Cieszmy się więc zimą, spróbujmy ją polubić bo jest nieodłącznym elementem naszego klimatu. Ja zawsze odliczam czas do Świąt, potem pomaga mi świadomość że dzień staje się dłuższy a wiosna coraz bliżej.
Zanim jednak spakujemy narty i zaczniemy się oddawać rozkoszom zimowej zabawy pamiętajmy o naszych skrzydlatych przyjaciołach.
Komentarze mogą być sprawdzane pod kątem ich zawartości. Nie będą akceptowane treści zawierające m.in. wulgaryzmy, treści obraźliwe lub linki pozycjonujące strony www. Więcej informacji: Polityka prywatności.
Brrr aż się zimno robi. Ciekawe co nam ta zima przyniesie, ile śniegu, ile mrozu i najważniejsze: kiedy sobie pójdzie.
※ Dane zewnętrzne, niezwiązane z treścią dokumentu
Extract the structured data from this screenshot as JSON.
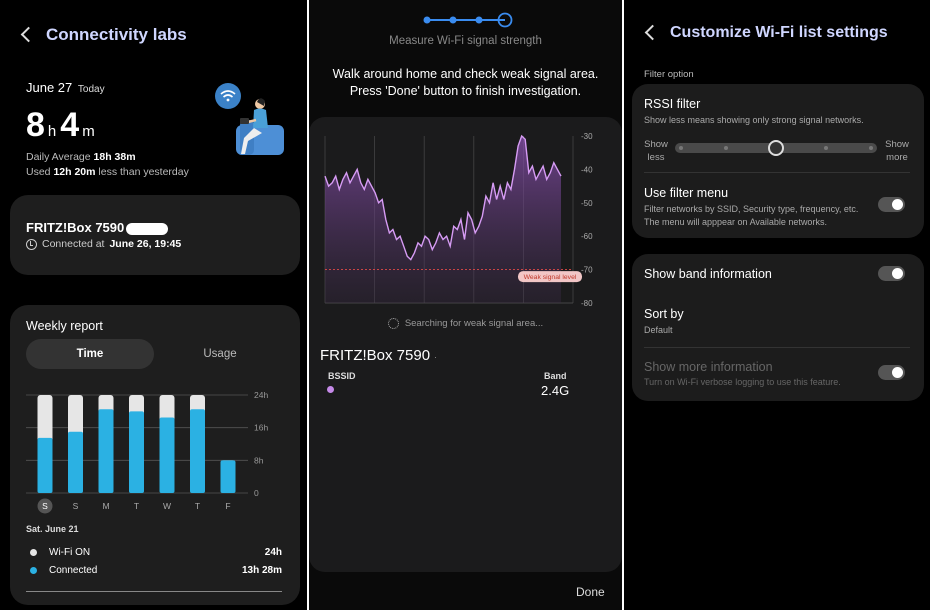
{
  "p1": {
    "title": "Connectivity labs",
    "date": "June 27",
    "today": "Today",
    "hours": "8",
    "hours_unit": "h",
    "minutes": "4",
    "minutes_unit": "m",
    "daily_avg_label": "Daily Average",
    "daily_avg_value": "18h 38m",
    "used_label": "Used",
    "used_value": "12h 20m",
    "used_suffix": "less than yesterday",
    "network_name": "FRITZ!Box 7590",
    "connected_label": "Connected at",
    "connected_value": "June 26, 19:45",
    "weekly_title": "Weekly report",
    "tab_time": "Time",
    "tab_usage": "Usage",
    "selected_date": "Sat. June 21",
    "legend": [
      {
        "label": "Wi-Fi ON",
        "value": "24h",
        "color": "#e6e6e6"
      },
      {
        "label": "Connected",
        "value": "13h 28m",
        "color": "#2bb1e3"
      }
    ]
  },
  "chart_data": [
    {
      "type": "bar",
      "title": "Weekly report",
      "categories": [
        "S",
        "S",
        "M",
        "T",
        "W",
        "T",
        "F"
      ],
      "series": [
        {
          "name": "Wi-Fi ON",
          "values": [
            24,
            24,
            24,
            24,
            24,
            24,
            8
          ]
        },
        {
          "name": "Connected",
          "values": [
            13.5,
            15,
            20.5,
            20,
            18.5,
            20.5,
            8
          ]
        }
      ],
      "y_ticks": [
        "24h",
        "16h",
        "8h",
        "0"
      ],
      "ylim": [
        0,
        24
      ],
      "selected": "S",
      "grid": true
    },
    {
      "type": "area",
      "title": "Measure Wi-Fi signal strength",
      "y_ticks": [
        "-30",
        "-40",
        "-50",
        "-60",
        "-70",
        "-80"
      ],
      "ylim": [
        -80,
        -30
      ],
      "threshold": {
        "label": "Weak signal level",
        "value": -70
      },
      "values": [
        -42,
        -45,
        -44,
        -42,
        -46,
        -43,
        -41,
        -44,
        -42,
        -40,
        -44,
        -46,
        -43,
        -45,
        -47,
        -50,
        -49,
        -55,
        -59,
        -58,
        -61,
        -60,
        -63,
        -66,
        -67,
        -65,
        -62,
        -63,
        -60,
        -61,
        -64,
        -62,
        -59,
        -61,
        -60,
        -63,
        -57,
        -58,
        -55,
        -61,
        -53,
        -55,
        -59,
        -57,
        -54,
        -48,
        -50,
        -44,
        -49,
        -45,
        -49,
        -44,
        -46,
        -40,
        -33,
        -30,
        -31,
        -41,
        -39,
        -43,
        -41,
        -39,
        -43,
        -41,
        -38,
        -40,
        -42
      ]
    }
  ],
  "p2": {
    "step_title": "Measure Wi-Fi signal strength",
    "instr1": "Walk around home and check weak signal area.",
    "instr2": "Press 'Done' button to finish investigation.",
    "threshold_label": "Weak signal level",
    "searching": "Searching for weak signal area...",
    "network_name": "FRITZ!Box 7590",
    "bssid_label": "BSSID",
    "band_label": "Band",
    "band_value": "2.4G",
    "done": "Done"
  },
  "p3": {
    "title": "Customize Wi-Fi list settings",
    "filter_option": "Filter option",
    "rssi_title": "RSSI filter",
    "rssi_sub": "Show less means showing only strong signal networks.",
    "show_less": "Show less",
    "show_more": "Show more",
    "rssi_level": 0.5,
    "filter_menu_title": "Use filter menu",
    "filter_menu_sub": "Filter networks by SSID, Security type, frequency, etc. The menu will apppear on Available networks.",
    "band_info": "Show band information",
    "sort_by": "Sort by",
    "sort_value": "Default",
    "more_info": "Show more information",
    "more_info_sub": "Turn on Wi-Fi verbose logging to use this feature."
  }
}
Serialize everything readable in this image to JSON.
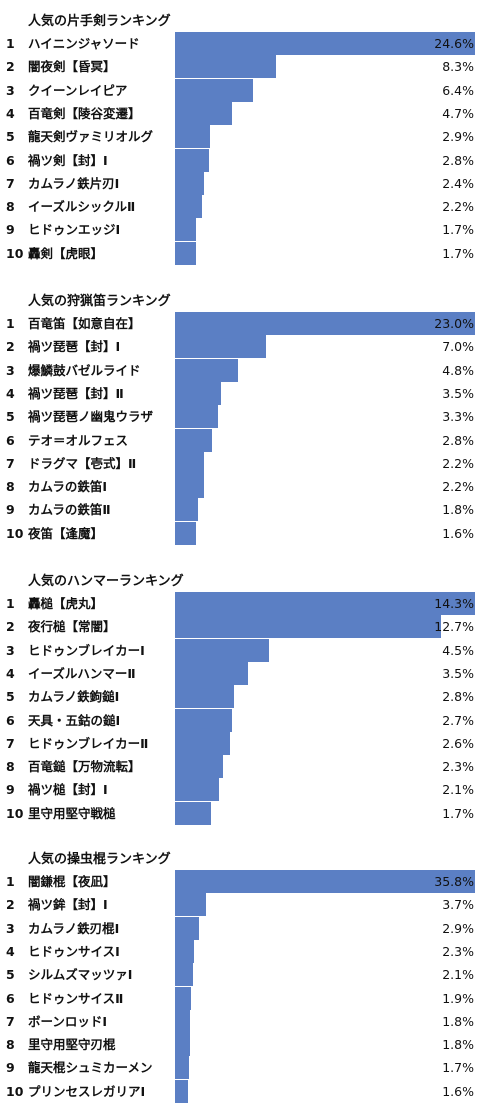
{
  "chart_data": [
    {
      "type": "bar",
      "orientation": "horizontal",
      "title": "人気の片手剣ランキング",
      "ranks": [
        "1",
        "2",
        "3",
        "4",
        "5",
        "6",
        "7",
        "8",
        "9",
        "10"
      ],
      "categories": [
        "ハイニンジャソード",
        "闇夜剣【昏冥】",
        "クイーンレイピア",
        "百竜剣【陵谷変遷】",
        "龍天剣ヴァミリオルグ",
        "禍ツ剣【封】Ⅰ",
        "カムラノ鉄片刃Ⅰ",
        "イーズルシックルⅡ",
        "ヒドゥンエッジⅠ",
        "轟剣【虎眼】"
      ],
      "values": [
        24.6,
        8.3,
        6.4,
        4.7,
        2.9,
        2.8,
        2.4,
        2.2,
        1.7,
        1.7
      ],
      "value_labels": [
        "24.6%",
        "8.3%",
        "6.4%",
        "4.7%",
        "2.9%",
        "2.8%",
        "2.4%",
        "2.2%",
        "1.7%",
        "1.7%"
      ],
      "bar_color": "#5b7fc4"
    },
    {
      "type": "bar",
      "orientation": "horizontal",
      "title": "人気の狩猟笛ランキング",
      "ranks": [
        "1",
        "2",
        "3",
        "4",
        "5",
        "6",
        "7",
        "8",
        "9",
        "10"
      ],
      "categories": [
        "百竜笛【如意自在】",
        "禍ツ琵琶【封】Ⅰ",
        "爆鱗鼓バゼルライド",
        "禍ツ琵琶【封】Ⅱ",
        "禍ツ琵琶ノ幽鬼ウラザ",
        "テオ＝オルフェス",
        "ドラグマ【壱式】Ⅱ",
        "カムラの鉄笛Ⅰ",
        "カムラの鉄笛Ⅱ",
        "夜笛【逢魔】"
      ],
      "values": [
        23.0,
        7.0,
        4.8,
        3.5,
        3.3,
        2.8,
        2.2,
        2.2,
        1.8,
        1.6
      ],
      "value_labels": [
        "23.0%",
        "7.0%",
        "4.8%",
        "3.5%",
        "3.3%",
        "2.8%",
        "2.2%",
        "2.2%",
        "1.8%",
        "1.6%"
      ],
      "bar_color": "#5b7fc4"
    },
    {
      "type": "bar",
      "orientation": "horizontal",
      "title": "人気のハンマーランキング",
      "ranks": [
        "1",
        "2",
        "3",
        "4",
        "5",
        "6",
        "7",
        "8",
        "9",
        "10"
      ],
      "categories": [
        "轟槌【虎丸】",
        "夜行槌【常闇】",
        "ヒドゥンブレイカーⅠ",
        "イーズルハンマーⅡ",
        "カムラノ鉄鉤鎚Ⅰ",
        "天具・五鈷の鎚Ⅰ",
        "ヒドゥンブレイカーⅡ",
        "百竜鎚【万物流転】",
        "禍ツ槌【封】Ⅰ",
        "里守用堅守戦槌"
      ],
      "values": [
        14.3,
        12.7,
        4.5,
        3.5,
        2.8,
        2.7,
        2.6,
        2.3,
        2.1,
        1.7
      ],
      "value_labels": [
        "14.3%",
        "12.7%",
        "4.5%",
        "3.5%",
        "2.8%",
        "2.7%",
        "2.6%",
        "2.3%",
        "2.1%",
        "1.7%"
      ],
      "bar_color": "#5b7fc4"
    },
    {
      "type": "bar",
      "orientation": "horizontal",
      "title": "人気の操虫棍ランキング",
      "ranks": [
        "1",
        "2",
        "3",
        "4",
        "5",
        "6",
        "7",
        "8",
        "9",
        "10"
      ],
      "categories": [
        "闇鎌棍【夜凪】",
        "禍ツ鉾【封】Ⅰ",
        "カムラノ鉄刃棍Ⅰ",
        "ヒドゥンサイスⅠ",
        "シルムズマッツァⅠ",
        "ヒドゥンサイスⅡ",
        "ボーンロッドⅠ",
        "里守用堅守刃棍",
        "龍天棍シュミカーメン",
        "プリンセスレガリアⅠ"
      ],
      "values": [
        35.8,
        3.7,
        2.9,
        2.3,
        2.1,
        1.9,
        1.8,
        1.8,
        1.7,
        1.6
      ],
      "value_labels": [
        "35.8%",
        "3.7%",
        "2.9%",
        "2.3%",
        "2.1%",
        "1.9%",
        "1.8%",
        "1.8%",
        "1.7%",
        "1.6%"
      ],
      "bar_color": "#5b7fc4"
    }
  ]
}
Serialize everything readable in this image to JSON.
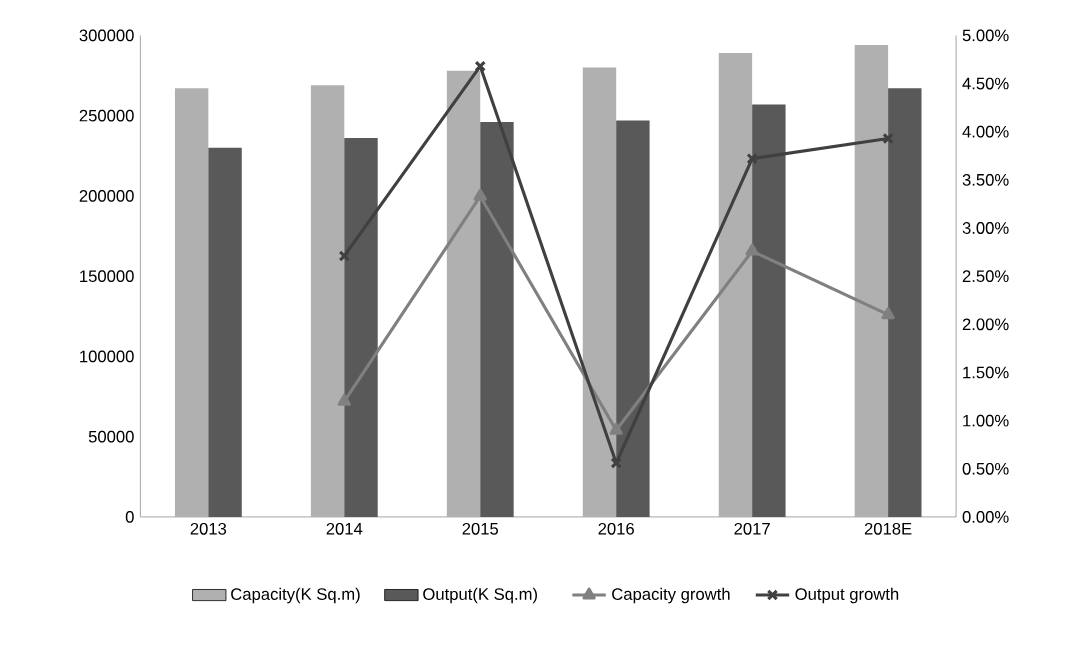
{
  "chart_data": {
    "type": "bar",
    "categories": [
      "2013",
      "2014",
      "2015",
      "2016",
      "2017",
      "2018E"
    ],
    "series": [
      {
        "name": "Capacity(K Sq.m)",
        "color": "#b0b0b0",
        "values": [
          267000,
          269000,
          278000,
          280000,
          289000,
          294000
        ]
      },
      {
        "name": "Output(K Sq.m)",
        "color": "#595959",
        "values": [
          230000,
          236000,
          246000,
          247000,
          257000,
          267000
        ]
      },
      {
        "name": "Capacity growth",
        "type": "line",
        "axis": "y2",
        "marker": "triangle",
        "color": "#808080",
        "values": [
          null,
          1.2,
          3.33,
          0.9,
          2.76,
          2.1
        ]
      },
      {
        "name": "Output growth",
        "type": "line",
        "axis": "y2",
        "marker": "cross",
        "color": "#404040",
        "values": [
          null,
          2.71,
          4.68,
          0.56,
          3.72,
          3.93
        ]
      }
    ],
    "ylim": [
      0,
      300000
    ],
    "yticks": [
      0,
      50000,
      100000,
      150000,
      200000,
      250000,
      300000
    ],
    "y2lim": [
      0,
      5
    ],
    "y2ticks": [
      {
        "value": 0,
        "label": "0.00%"
      },
      {
        "value": 0.5,
        "label": "0.50%"
      },
      {
        "value": 1,
        "label": "1.00%"
      },
      {
        "value": 1.5,
        "label": "1.50%"
      },
      {
        "value": 2,
        "label": "2.00%"
      },
      {
        "value": 2.5,
        "label": "2.50%"
      },
      {
        "value": 3,
        "label": "3.00%"
      },
      {
        "value": 3.5,
        "label": "3.50%"
      },
      {
        "value": 4,
        "label": "4.00%"
      },
      {
        "value": 4.5,
        "label": "4.50%"
      },
      {
        "value": 5,
        "label": "5.00%"
      }
    ],
    "grid": false,
    "legend": "bottom"
  }
}
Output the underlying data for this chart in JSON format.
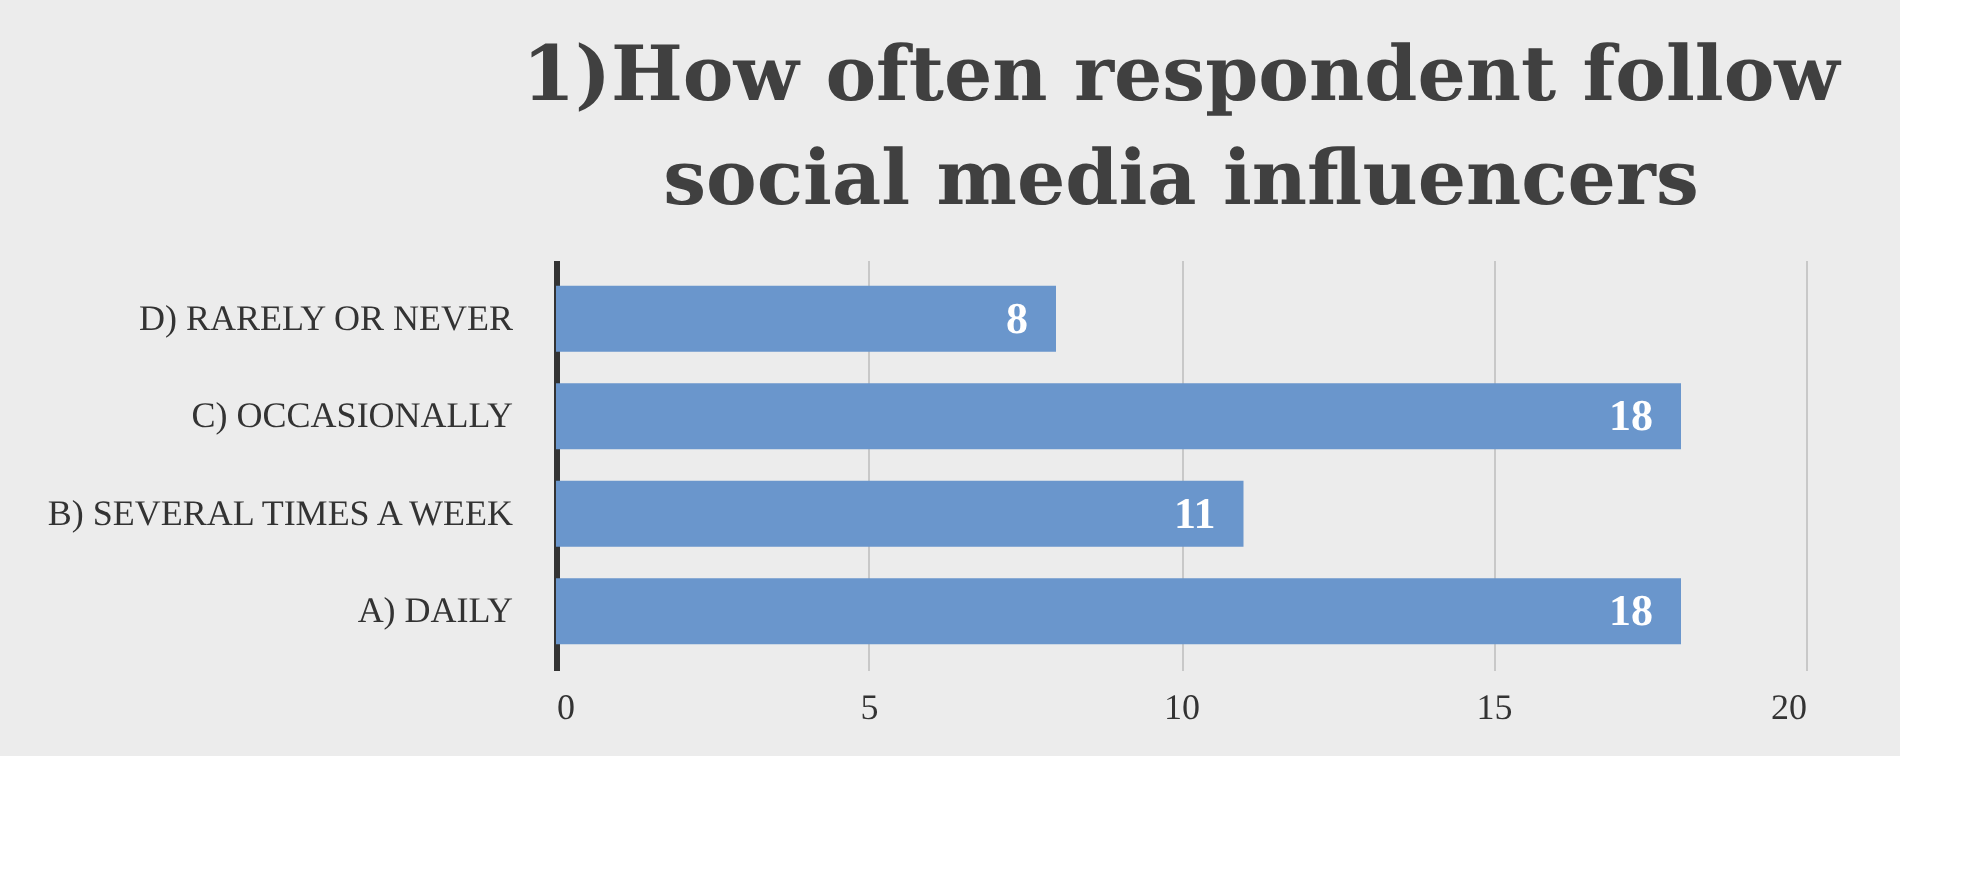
{
  "chart_data": {
    "type": "bar",
    "orientation": "horizontal",
    "title": "1)How often respondent follow social media influencers",
    "categories": [
      "D) RARELY OR NEVER",
      "C) OCCASIONALLY",
      "B) SEVERAL TIMES A WEEK",
      "A) DAILY"
    ],
    "values": [
      8,
      18,
      11,
      18
    ],
    "color": "#6a96cc",
    "xlim": [
      0,
      20
    ],
    "xticks": [
      0,
      5,
      10,
      15,
      20
    ],
    "grid": "x",
    "data_labels": true
  }
}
Na szybki odwrót to ja bym za bardzo nie liczyła:)
Śnieg niech sobie leży, ale mróz mróz mógłby nieco popuścić 😉
Anonimowy to ja – Maria.
Piękne robisz zdjęcia!!!
Dziękuję Mario za życzenia i ciepłe słowa:)
Zrobiło się pięknie zimowo. Systematycznie zaglądam do Ciebie odkąd zaprosiłaś nas tutaj. Jednak teraz korzystając z zimowych wieczorów zaczęłam równie fascynujące podróże po polecanych przez Ciebie stronach. Ponieważ moja znajomość komputerów jest ubiegłowieczna to bardzo dobre wskazówki. Wielkie dzięki .
Pozdrawiam .
Cieszę się, że w czymś moja strona jest pomocna:)
Pomocna to ona jest zawsze, skarbnica pomysłów i wiedzy ,a to o czym dziś napisałam ,to taki bonus.